Sejak kepergian Ibu, rasa-rasanya rumah adalah neraka. Bukan berarti isinya iblis semua, tapi benar-benar tak ada yang membuat Dipta betah. Selalu ada cek-cok dengan Bapak, dan lagi-lagi penyebabnya sama, Nadi Janaka.

Dulu, kalau ada Ibu, pasti Ibu yang menengahi. Mengusap pelan kepala Dipta, meski bibirnya terus mengatakan bahwa Dipta tak boleh begitu pada Bapak dan harus menyayangi Nadi seperti kakak kandungnya sendiri.

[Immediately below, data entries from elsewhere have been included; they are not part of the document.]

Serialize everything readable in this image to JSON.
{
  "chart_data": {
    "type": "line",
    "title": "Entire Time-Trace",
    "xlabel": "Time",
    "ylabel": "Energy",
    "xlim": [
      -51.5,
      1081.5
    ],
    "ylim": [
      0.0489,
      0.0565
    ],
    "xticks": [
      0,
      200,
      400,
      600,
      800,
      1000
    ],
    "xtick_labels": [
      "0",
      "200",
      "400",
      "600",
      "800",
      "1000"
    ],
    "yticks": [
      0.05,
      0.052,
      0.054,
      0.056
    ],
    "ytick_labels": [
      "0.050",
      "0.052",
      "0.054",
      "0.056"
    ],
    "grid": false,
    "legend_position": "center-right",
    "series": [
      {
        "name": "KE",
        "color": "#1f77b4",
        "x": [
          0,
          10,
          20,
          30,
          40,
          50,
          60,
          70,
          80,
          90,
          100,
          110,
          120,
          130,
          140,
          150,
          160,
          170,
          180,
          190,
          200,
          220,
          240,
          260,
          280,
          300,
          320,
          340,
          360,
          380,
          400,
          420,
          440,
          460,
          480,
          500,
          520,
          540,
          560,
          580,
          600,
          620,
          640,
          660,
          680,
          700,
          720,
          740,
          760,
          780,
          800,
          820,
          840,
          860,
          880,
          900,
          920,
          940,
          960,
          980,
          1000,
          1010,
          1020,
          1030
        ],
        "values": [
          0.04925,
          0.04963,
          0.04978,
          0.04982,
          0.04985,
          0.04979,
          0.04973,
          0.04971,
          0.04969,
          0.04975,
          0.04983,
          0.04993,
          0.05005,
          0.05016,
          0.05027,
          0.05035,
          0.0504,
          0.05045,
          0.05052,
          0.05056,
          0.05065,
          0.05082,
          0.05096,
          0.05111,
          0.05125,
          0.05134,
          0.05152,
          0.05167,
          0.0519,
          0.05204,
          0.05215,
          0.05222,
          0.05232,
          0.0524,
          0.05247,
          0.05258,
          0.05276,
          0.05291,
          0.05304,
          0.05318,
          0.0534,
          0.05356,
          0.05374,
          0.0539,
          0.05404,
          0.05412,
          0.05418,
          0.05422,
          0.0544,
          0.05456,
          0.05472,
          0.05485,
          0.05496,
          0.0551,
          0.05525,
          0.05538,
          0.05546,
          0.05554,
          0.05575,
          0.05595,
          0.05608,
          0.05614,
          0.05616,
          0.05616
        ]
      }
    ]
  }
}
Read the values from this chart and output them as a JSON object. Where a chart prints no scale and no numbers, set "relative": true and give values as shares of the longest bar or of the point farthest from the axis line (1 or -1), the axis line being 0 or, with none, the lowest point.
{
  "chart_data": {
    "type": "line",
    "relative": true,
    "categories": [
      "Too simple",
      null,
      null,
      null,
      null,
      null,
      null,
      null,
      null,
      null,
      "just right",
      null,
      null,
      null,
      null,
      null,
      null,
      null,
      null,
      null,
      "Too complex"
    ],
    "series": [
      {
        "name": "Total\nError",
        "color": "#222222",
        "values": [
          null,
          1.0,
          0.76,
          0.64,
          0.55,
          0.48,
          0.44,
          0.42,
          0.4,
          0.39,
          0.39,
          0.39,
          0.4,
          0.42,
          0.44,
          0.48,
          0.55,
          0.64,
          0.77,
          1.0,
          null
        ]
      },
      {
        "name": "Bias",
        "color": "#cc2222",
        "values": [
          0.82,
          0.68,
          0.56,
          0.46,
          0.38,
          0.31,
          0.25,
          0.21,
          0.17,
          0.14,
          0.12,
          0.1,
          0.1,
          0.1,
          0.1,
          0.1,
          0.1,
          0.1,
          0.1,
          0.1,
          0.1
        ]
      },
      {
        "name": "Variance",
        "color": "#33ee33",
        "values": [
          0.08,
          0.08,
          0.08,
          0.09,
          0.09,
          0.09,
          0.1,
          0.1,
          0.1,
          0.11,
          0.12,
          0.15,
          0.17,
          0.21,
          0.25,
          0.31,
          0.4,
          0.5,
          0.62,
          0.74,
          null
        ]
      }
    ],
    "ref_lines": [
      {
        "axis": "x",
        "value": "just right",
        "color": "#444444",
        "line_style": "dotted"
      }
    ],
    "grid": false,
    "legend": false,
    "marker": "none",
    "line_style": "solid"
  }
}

Dipta itu anak yang baik, kata Ibu. Dipta selalu memikirkan Adipati sebelum ia menghabiskan jajanan yang ia punya. Dipta selalu menawarkan bantuan pada Ibu ketika Ibu sedang membersihkan rumah dan panti. Dipta selalu membuatkan Bapak secangkir kopi jika Ibu tak ada waktu untuk sekadar singgah ke dapur. Dipta itu baik, tapi tidak pada Nadi.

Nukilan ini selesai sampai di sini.